Inference Engineering — Deep Dive¶
A from-the-ground-up guide to how generative-model inference actually works — and how to make it fast.
Most inference guides tell you what the knobs do. This one explains why they exist, so that when you hit a latency wall at 2 a.m. you can reason about it from first principles instead of pattern-matching on a blog post.
It assumes you can read code and know what an array, a number, and computer memory are. Every ML-specific term is defined the first time it appears, with an analogy and usually a tiny worked example. It is long on purpose.
Why this site exists
I wanted to understand the entire LLM-inference black box — not just operate the knobs, but know why every piece works the way it does, end to end. This site is me working that out in the open, going deeper on the points other guides skip, and sharing the learnings so they're useful to anyone else chasing the same understanding. — Max
How to read this¶
-
Foundations first
Chapters 0–2 build the mental furniture: what inference is, the prerequisites, and the mechanics of a forward pass. Read these top-to-bottom.
-
Then the machine
Chapters 3–4 cover the hardware (GPUs, memory hierarchy) and the software stack (CUDA, inference engines) that run the math.
-
Then the craft
Chapters 5–6 are the techniques (quantization, speculative decoding, caching, parallelism) and the modalities (vision, audio, embeddings) where they're applied.
-
Then production
Chapter 7 is autoscaling, cold starts, multi-cloud capacity, and observability.
The map¶
| # | Chapter | What you'll be able to do |
|---|---|---|
| 0 | Inference | Frame the problem: training vs inference, latency vs throughput |
| 1 | Prerequisites | Pick a model, define your latency budget, measure it honestly |
| 2 | Models | Trace a token through a transformer; find the bottleneck |
| 3 | Hardware | Read a GPU spec sheet and predict performance |
| 4 | Software | Choose and reason about an inference engine |
| 5 | Techniques | Quantize, cache, speculate, and parallelize on purpose |
| 6 | Modalities | Apply the techniques to vision, audio, and embeddings |
| 7 | Production | Scale, deploy, and observe a real serving system |
Status
This is still work in progress chapters are being added.
Sources & acknowledgements¶
This site is heavily based on two excellent books, which provided the structure and much of the source material. I reorganized, went deeper on the points I wanted to understand fully, and added my own worked examples, diagrams, and hands-on guides — but the foundations are theirs, and I'm grateful for both:
- Inference Engineering — Philip Kiely (Baseten Books, 2026). The eight-chapter arc and the framing of this site follow the book; its companion site is inferenceengineering.tech.

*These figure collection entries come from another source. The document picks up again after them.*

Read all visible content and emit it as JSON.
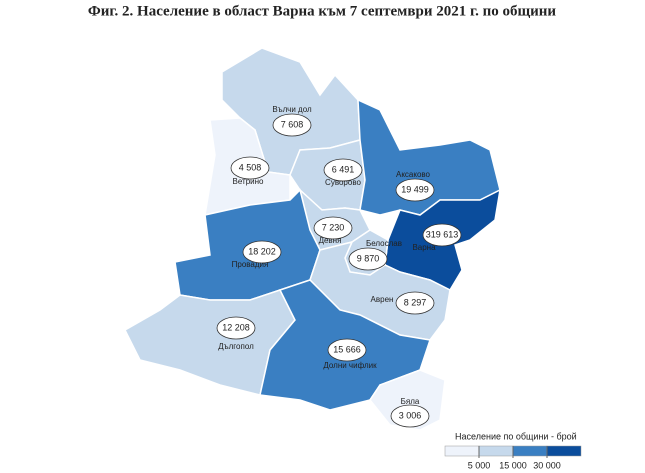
{
  "title": "Фиг. 2. Население в област Варна към 7 септември 2021 г. по общини",
  "regions": [
    {
      "name": "Вълчи дол",
      "value": 7608,
      "label": "7 608"
    },
    {
      "name": "Ветрино",
      "value": 4508,
      "label": "4 508"
    },
    {
      "name": "Суворово",
      "value": 6491,
      "label": "6 491"
    },
    {
      "name": "Аксаково",
      "value": 19499,
      "label": "19 499"
    },
    {
      "name": "Варна",
      "value": 319613,
      "label": "319 613"
    },
    {
      "name": "Девня",
      "value": 7230,
      "label": "7 230"
    },
    {
      "name": "Белослав",
      "value": 9870,
      "label": "9 870"
    },
    {
      "name": "Провадия",
      "value": 18202,
      "label": "18 202"
    },
    {
      "name": "Аврен",
      "value": 8297,
      "label": "8 297"
    },
    {
      "name": "Дългопол",
      "value": 12208,
      "label": "12 208"
    },
    {
      "name": "Долни чифлик",
      "value": 15666,
      "label": "15 666"
    },
    {
      "name": "Бяла",
      "value": 3006,
      "label": "3 006"
    }
  ],
  "legend": {
    "title": "Население по общини - брой",
    "breaks": [
      {
        "value": 5000,
        "label": "5 000"
      },
      {
        "value": 15000,
        "label": "15 000"
      },
      {
        "value": 30000,
        "label": "30 000"
      }
    ],
    "colors": [
      "#eef3fb",
      "#c6d9ec",
      "#3a7fc2",
      "#0b4d9c"
    ]
  }
}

- Quantization and Fast Inference: A Practitioner's Guide to Efficient AI — Vivek Kalyanarangan (Manning, 2026). The basis for the deeper quantization material (number formats, the affine mapping, scale and zero-point).
This is an independent personal learning project — not affiliated with or endorsed by either author or publisher. If you want the canonical, authoritative treatments, read the books.